The computation of the Hessian matrix is not available for all methods in ORCA, but one can always do a numerical Hessian calculation, using the NUMFREQ keywords, such as:
ORCA 中并非所有方法都能计算 Hessian 矩阵，但始终可以使用 NUMFREQ 关键字进行数值 Hessian 计算，例如：

!RI-B2PLYP DEF2-SVP DEF2-SVP/C NUMFREQ

and the Hessian will be computed by the central differences approach, after $6N$ displacements, where $N$ is the number of atoms in your system. This can be fully parallelised and sometimes is actually a better option than the analytical FREQ calculation, depending on your memory.
并且 Hessian 矩阵将通过中心差分法计算，在 $6N$ 次位移后，其中 $N$ 是系统中的原子数。这可以完全并行化，并且在某些情况下，根据您的内存情况，这实际上可能比解析 FREQ 计算更优。

Restarting NUMFREQ calculations
重新启动 NUMFREQ 计算#

These calculations can take a long time if one has a large system or a heavier method.
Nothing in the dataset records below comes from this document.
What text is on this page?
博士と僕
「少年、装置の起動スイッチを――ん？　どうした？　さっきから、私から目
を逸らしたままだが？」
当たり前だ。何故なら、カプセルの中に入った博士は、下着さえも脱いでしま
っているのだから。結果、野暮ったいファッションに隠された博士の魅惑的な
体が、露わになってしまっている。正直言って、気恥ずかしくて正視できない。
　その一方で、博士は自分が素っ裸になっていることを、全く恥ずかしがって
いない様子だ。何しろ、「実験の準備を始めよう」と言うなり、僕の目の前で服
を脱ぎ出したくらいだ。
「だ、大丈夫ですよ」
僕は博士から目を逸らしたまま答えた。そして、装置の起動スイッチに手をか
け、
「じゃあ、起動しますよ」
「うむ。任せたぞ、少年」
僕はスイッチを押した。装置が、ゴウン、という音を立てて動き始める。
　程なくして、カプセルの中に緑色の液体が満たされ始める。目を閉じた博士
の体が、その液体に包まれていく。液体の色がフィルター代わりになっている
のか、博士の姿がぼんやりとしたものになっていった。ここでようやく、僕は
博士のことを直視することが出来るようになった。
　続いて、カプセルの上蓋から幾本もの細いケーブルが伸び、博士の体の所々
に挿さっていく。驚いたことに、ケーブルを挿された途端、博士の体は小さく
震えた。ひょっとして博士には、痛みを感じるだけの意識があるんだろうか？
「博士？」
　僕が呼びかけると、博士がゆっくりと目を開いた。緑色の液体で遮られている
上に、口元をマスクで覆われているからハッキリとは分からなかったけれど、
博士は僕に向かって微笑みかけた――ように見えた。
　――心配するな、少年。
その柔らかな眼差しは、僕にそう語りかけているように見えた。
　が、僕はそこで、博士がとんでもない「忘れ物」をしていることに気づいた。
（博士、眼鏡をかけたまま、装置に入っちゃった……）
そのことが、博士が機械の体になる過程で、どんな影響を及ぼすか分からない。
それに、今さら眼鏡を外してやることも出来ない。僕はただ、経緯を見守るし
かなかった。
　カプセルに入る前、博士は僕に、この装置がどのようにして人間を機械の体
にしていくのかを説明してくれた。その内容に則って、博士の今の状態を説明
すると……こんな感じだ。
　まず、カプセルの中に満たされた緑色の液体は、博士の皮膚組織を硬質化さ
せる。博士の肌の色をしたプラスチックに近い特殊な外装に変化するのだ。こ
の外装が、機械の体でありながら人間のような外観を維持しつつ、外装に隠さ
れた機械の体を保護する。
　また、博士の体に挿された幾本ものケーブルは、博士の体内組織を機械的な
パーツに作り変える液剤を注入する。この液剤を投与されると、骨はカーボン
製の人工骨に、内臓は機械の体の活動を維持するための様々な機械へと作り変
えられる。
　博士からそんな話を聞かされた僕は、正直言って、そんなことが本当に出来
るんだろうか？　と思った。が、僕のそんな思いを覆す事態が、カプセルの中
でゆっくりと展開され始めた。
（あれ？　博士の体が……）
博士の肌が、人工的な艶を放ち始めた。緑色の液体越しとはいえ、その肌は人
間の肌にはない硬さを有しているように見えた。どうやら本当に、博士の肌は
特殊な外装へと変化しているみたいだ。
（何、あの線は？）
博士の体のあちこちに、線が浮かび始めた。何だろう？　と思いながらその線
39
In case anything happens and the calculation ends, it can be restarted using:
如果系统庞大或方法复杂，这些计算可能耗时较长。若计算过程中发生任何情况导致中断，可使用以下方式重新启动：

!RI-B2PLYP DEF2-SVP DEF2-SVP/C NUMFREQ
%FREQ RESTART TRUE END

If the basename.hess file is present on the same folder as the input, the computation will be restarted from where stopped.
如果 basename.hess 文件存在于与输入文件相同的文件夹中，计算将从停止处重新开始。

Important 重要

There are many extra options for %FREQ, please check the ORCA manual for more info.
%FREQ 有许多额外选项，请查阅 ORCA 手册获取更多信息。